Piensa en toda aquella gente que creía conocer a lo largo de su vida y que realmente no conocía, para bien y para mal, para su decepción y para su sorpresa. Fijaba su mirada en las personas, en los que parecían agradables, en los que se divertían, en los que parecían estar enfadados con el mundo… ¿Serían realmente como parecían ser?

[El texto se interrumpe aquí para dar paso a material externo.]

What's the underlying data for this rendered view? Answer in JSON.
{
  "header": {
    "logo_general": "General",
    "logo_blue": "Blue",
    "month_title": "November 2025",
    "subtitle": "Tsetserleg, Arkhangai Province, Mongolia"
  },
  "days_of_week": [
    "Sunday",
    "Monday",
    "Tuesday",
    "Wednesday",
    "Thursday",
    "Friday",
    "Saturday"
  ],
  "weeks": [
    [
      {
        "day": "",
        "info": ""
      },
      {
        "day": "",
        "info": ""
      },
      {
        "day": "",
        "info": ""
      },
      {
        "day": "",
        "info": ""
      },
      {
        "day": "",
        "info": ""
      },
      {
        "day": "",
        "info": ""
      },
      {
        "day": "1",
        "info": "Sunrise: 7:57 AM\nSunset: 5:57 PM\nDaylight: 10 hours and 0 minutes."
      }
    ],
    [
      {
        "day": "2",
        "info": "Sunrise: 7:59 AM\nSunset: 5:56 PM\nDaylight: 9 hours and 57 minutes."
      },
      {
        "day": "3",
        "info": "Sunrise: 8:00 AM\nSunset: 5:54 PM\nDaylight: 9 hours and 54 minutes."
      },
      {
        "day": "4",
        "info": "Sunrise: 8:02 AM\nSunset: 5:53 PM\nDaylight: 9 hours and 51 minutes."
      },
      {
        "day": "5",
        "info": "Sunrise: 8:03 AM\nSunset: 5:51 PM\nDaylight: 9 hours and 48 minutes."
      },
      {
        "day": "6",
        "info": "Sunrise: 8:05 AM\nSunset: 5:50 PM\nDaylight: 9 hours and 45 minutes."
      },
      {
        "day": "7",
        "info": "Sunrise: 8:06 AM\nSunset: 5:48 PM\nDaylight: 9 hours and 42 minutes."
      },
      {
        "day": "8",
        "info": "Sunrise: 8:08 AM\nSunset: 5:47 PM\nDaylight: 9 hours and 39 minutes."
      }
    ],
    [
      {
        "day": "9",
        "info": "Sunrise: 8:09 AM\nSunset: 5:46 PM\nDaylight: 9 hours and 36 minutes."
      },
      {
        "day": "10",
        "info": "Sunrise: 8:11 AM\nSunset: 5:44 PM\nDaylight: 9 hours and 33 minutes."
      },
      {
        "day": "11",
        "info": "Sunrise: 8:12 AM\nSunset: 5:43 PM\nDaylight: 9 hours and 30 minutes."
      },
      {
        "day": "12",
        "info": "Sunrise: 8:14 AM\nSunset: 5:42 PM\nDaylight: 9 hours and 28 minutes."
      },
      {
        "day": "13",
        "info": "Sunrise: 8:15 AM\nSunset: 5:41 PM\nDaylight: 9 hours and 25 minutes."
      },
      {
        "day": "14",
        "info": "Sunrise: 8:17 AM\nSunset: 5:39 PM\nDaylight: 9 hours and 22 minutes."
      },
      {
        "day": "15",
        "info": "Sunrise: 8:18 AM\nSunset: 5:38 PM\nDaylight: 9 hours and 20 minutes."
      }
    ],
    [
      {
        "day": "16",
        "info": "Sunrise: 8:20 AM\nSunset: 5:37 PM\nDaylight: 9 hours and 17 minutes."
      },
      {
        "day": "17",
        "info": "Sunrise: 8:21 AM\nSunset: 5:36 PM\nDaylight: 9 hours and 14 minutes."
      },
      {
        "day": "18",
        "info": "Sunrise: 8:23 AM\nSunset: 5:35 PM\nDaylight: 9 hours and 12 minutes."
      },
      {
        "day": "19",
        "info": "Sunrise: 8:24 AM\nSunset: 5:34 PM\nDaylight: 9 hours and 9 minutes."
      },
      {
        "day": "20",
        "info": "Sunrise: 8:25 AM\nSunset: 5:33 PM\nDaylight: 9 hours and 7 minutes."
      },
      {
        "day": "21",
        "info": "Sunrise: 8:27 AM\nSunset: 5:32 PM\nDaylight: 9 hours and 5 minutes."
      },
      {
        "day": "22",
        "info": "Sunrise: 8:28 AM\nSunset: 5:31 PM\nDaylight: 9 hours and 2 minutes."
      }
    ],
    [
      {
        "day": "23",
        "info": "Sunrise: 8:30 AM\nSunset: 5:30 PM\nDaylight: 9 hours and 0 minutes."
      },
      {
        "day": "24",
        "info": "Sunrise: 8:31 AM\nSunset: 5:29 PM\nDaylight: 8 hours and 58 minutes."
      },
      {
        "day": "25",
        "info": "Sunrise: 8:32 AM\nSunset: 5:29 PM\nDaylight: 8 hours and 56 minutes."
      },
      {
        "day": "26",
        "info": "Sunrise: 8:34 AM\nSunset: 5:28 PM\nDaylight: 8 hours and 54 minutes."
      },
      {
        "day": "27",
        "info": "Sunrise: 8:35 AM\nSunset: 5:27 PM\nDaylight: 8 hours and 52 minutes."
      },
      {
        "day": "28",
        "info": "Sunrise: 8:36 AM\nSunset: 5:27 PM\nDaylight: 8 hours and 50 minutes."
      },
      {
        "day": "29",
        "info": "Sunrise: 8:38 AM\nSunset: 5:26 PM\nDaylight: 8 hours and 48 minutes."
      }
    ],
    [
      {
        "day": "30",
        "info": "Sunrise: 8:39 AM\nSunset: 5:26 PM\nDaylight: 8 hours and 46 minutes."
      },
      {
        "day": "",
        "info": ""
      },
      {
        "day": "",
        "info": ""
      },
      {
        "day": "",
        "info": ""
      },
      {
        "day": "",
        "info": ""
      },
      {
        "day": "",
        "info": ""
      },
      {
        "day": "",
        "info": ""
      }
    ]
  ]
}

Concentró su mirada en una nube informe, y mientras sus ojos se abrían poco a poco, como si estuviera valorando un salto a un gran precipicio, se dijo a si mismo: ¿Me conozco a mi mismo? Sonó la una del medio día.
Se levanta, camina, cierra los ojos, los abre y vuelve a mirar por la ventana concentrado. Un lastimero crujido de madera le devuelve a la realidad. ¿Me conozco a mi mismo? Se volvía a preguntar una y otra vez. ¿Cómo se puede creer que conocemos a los demás si en ocasiones actuamos de tal manera que valoramos la posibilidad de no conocernos ni a nosotros mismos?
Se calza unos viejos zapatos, muy usados pero llenos del cariño de lo que nos ha acompañado durante un largo viaje, sonríe, se despereza, mira por la ventana y vuelve a sonreír.
Sin más compañía que la de sus zapatos llenos de cariño y sus recuerdos, el portazo puso punto y final a su rostro apagado, a su mirada furtiva desde una ventana. Se esfumaron los recuerdos amargos de un pasado, se acabó el rumiar el presente y esperar junto a una ventana el futuro. Marchó con una sonrisa dibujada, se mezcló de nuevo con la gente, sin prisa, sin tiempo del que estar pendiente, dándose cuenta de que aun le quedaba mucho por contarse, mucho de lo que sorprenderse, mucho por lo que reírse de si mismo.